Si è già visto infatti che la ricostruzione di detta responsabilità in termini extracontrattuali è conforme ai già indicati precedenti di questa Corte: ma, al di là di quanto precede, è assorbente, per il rilievo dell’inammissibilità della doglianza, l’osservazione che la Corte territoriale, lungi dal risolvere la controversia sulla base dell’applicazione del principio dell’onere della prova, e cioè dal decidere in una situazione di incertezza giuridica facendo ricadere le conseguenze di essa sulla parte onerata, ha accertato in concreto che nessuna responsabilità poteva essere addebitata alla banca, per avere essa osservato lo standard di diligenza esigibile dando adeguata pubblicità, pervenuta nella sfera di Poste Italiane S.p.A., della sottrazione del titolo.

Va da sè che la ricostruzione della responsabilità in termini contrattuali anzichè extracontrattuali sarebbe comunque irrilevante per i fini del ribaltamento della decisione impugnata.

2.3. – Il quarto motivo è inammissibile.

Ed infatti il segmento motivazionale concernente la responsabilità di Poste Italiane S.p.A., per aver accettato l’assegno circolare da uno sconosciuto, è chiaramente spiegato ad abundantiam, sicchè la ricorrente è in proposito carente di interesse (Cass. 22 ottobre 2014, n. 22380).

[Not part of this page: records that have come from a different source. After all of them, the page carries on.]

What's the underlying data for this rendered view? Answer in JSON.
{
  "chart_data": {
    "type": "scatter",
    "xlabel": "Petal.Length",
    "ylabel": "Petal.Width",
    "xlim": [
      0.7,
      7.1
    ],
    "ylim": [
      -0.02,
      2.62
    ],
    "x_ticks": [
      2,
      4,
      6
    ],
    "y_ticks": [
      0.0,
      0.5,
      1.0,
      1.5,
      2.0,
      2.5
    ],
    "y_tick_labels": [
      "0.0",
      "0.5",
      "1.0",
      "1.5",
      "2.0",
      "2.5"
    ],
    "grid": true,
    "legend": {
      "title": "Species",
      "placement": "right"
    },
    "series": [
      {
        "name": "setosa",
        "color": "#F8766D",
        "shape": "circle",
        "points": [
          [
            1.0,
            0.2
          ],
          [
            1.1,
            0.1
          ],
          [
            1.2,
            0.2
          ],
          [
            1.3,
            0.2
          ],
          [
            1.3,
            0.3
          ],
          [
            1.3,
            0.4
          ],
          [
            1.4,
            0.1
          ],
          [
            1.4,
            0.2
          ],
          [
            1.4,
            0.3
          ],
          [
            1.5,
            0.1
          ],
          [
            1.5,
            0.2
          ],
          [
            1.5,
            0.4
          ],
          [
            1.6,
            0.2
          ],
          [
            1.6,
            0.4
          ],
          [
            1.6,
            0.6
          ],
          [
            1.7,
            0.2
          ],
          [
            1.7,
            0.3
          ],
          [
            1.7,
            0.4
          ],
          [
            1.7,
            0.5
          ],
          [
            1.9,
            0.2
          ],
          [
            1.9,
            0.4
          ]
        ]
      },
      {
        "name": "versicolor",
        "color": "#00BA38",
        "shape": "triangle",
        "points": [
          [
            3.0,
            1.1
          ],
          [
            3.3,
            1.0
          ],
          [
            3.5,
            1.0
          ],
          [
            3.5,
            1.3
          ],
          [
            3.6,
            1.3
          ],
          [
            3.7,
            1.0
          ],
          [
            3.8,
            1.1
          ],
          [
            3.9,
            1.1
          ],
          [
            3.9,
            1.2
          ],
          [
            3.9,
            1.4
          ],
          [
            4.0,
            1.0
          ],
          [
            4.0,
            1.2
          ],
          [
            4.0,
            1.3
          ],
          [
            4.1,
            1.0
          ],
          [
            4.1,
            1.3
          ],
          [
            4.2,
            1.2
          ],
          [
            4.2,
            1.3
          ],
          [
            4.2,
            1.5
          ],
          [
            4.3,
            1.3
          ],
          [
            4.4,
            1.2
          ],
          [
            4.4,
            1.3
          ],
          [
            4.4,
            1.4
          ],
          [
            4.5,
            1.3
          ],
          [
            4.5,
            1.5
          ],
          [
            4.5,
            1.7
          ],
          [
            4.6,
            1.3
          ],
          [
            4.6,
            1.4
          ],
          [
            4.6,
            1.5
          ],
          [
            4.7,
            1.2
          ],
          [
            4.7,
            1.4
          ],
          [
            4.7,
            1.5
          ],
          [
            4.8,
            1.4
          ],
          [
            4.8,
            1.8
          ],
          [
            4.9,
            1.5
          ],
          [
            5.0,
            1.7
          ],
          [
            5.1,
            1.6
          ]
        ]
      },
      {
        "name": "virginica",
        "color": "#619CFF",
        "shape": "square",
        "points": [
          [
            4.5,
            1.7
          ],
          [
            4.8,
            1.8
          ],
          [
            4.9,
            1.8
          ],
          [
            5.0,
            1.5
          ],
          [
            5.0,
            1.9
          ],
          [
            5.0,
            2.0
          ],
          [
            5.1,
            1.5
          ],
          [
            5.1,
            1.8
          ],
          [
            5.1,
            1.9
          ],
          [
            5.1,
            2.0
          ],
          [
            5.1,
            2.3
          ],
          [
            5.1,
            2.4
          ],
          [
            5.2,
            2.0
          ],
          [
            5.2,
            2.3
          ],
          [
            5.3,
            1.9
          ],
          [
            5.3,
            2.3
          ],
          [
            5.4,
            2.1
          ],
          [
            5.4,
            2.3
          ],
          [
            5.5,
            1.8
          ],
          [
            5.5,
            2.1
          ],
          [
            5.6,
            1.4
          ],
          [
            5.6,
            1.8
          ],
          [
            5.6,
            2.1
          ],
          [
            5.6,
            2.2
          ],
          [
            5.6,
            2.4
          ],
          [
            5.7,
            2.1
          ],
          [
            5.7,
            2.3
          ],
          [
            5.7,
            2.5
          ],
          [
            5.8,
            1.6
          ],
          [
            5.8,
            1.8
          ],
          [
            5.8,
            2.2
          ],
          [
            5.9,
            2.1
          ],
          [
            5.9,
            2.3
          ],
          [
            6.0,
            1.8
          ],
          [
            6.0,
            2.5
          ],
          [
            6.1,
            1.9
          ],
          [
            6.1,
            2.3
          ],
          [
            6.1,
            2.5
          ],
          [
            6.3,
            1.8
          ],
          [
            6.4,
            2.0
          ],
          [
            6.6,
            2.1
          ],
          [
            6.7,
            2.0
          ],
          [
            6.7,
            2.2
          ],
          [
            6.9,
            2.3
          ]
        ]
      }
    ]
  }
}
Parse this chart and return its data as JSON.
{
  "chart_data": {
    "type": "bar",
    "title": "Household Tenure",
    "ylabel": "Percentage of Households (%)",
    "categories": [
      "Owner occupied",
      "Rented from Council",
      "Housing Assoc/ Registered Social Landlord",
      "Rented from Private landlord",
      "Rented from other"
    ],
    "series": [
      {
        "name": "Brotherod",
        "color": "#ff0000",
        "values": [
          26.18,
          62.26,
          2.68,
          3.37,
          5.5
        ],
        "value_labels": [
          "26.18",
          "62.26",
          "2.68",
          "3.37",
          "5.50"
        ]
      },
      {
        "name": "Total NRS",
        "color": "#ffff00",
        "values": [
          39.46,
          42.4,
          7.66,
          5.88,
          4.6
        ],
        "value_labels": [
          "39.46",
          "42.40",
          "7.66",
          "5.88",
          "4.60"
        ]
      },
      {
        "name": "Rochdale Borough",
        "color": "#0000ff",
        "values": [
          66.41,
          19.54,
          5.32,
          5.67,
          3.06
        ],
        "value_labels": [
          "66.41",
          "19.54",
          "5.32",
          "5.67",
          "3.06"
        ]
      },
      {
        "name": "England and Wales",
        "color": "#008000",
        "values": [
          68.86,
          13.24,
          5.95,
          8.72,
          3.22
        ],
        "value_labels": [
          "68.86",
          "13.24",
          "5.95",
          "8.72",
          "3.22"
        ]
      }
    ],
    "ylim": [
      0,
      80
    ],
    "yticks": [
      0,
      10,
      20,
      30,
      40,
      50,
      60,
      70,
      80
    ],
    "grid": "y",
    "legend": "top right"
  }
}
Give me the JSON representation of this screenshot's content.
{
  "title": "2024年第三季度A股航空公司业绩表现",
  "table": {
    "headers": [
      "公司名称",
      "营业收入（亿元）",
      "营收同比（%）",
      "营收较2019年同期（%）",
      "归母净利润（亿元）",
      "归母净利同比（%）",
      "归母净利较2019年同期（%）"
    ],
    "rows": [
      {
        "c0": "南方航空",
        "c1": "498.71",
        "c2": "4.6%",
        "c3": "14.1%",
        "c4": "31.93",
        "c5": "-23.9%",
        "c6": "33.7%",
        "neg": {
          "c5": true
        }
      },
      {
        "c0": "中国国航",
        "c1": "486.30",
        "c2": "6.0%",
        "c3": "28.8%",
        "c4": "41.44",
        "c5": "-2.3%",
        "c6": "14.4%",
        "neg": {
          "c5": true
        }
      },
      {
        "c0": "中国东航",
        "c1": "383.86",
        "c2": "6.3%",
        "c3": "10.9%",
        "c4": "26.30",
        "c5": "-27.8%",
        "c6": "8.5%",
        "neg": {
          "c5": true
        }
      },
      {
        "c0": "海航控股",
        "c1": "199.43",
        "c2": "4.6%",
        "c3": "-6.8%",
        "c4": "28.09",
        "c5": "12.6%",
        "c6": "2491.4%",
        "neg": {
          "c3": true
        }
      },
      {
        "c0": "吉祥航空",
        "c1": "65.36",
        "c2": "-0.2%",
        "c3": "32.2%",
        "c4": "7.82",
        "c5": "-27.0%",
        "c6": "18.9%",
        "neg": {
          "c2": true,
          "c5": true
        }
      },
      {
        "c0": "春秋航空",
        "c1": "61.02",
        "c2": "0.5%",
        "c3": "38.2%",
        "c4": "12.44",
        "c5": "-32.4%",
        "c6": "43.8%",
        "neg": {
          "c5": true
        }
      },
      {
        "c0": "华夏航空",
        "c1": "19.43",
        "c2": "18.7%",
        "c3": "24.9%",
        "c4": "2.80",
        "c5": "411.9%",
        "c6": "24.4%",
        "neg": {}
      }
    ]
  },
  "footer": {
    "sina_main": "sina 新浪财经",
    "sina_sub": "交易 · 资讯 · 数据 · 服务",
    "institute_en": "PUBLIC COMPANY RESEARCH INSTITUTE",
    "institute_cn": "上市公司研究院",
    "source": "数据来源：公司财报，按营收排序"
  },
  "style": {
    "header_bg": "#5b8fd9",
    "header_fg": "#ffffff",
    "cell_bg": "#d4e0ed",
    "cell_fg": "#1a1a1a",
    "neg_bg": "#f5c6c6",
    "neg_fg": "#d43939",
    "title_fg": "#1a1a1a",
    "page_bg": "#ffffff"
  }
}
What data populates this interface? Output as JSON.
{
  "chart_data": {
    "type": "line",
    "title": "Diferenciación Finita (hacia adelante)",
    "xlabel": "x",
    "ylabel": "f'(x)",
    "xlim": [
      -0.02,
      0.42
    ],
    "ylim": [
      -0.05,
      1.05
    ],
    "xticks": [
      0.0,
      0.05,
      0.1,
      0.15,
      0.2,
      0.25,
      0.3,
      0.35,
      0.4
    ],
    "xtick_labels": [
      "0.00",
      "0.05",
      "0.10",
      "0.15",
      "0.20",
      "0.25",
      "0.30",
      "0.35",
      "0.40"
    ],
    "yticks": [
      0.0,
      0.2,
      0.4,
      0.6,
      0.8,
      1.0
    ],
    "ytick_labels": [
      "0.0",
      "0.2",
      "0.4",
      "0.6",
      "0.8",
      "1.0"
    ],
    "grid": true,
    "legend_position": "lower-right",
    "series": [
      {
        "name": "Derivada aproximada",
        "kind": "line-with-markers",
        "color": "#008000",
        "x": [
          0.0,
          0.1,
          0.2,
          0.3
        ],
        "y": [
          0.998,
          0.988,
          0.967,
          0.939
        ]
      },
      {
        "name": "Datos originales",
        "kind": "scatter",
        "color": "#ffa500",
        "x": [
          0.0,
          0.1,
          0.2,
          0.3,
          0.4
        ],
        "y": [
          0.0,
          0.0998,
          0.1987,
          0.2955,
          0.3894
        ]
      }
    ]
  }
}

3. – Le spese seguono la soccombenza.

PQM

dichiara inammissibile il ricorso e condanna la ricorrente al rimborso, in favore della controricorrente, delle spese sostenute per questo giudizio di cassazione liquidate in Euro 2.900,00 di cui Euro 200,00 per esborsi oltre alle spese forfettarie nella misura del 15 per cento ed agli accessori di legge.

Così deciso in Roma, nella camera di consiglio della sezione prima civile, il 30 gennaio 2017.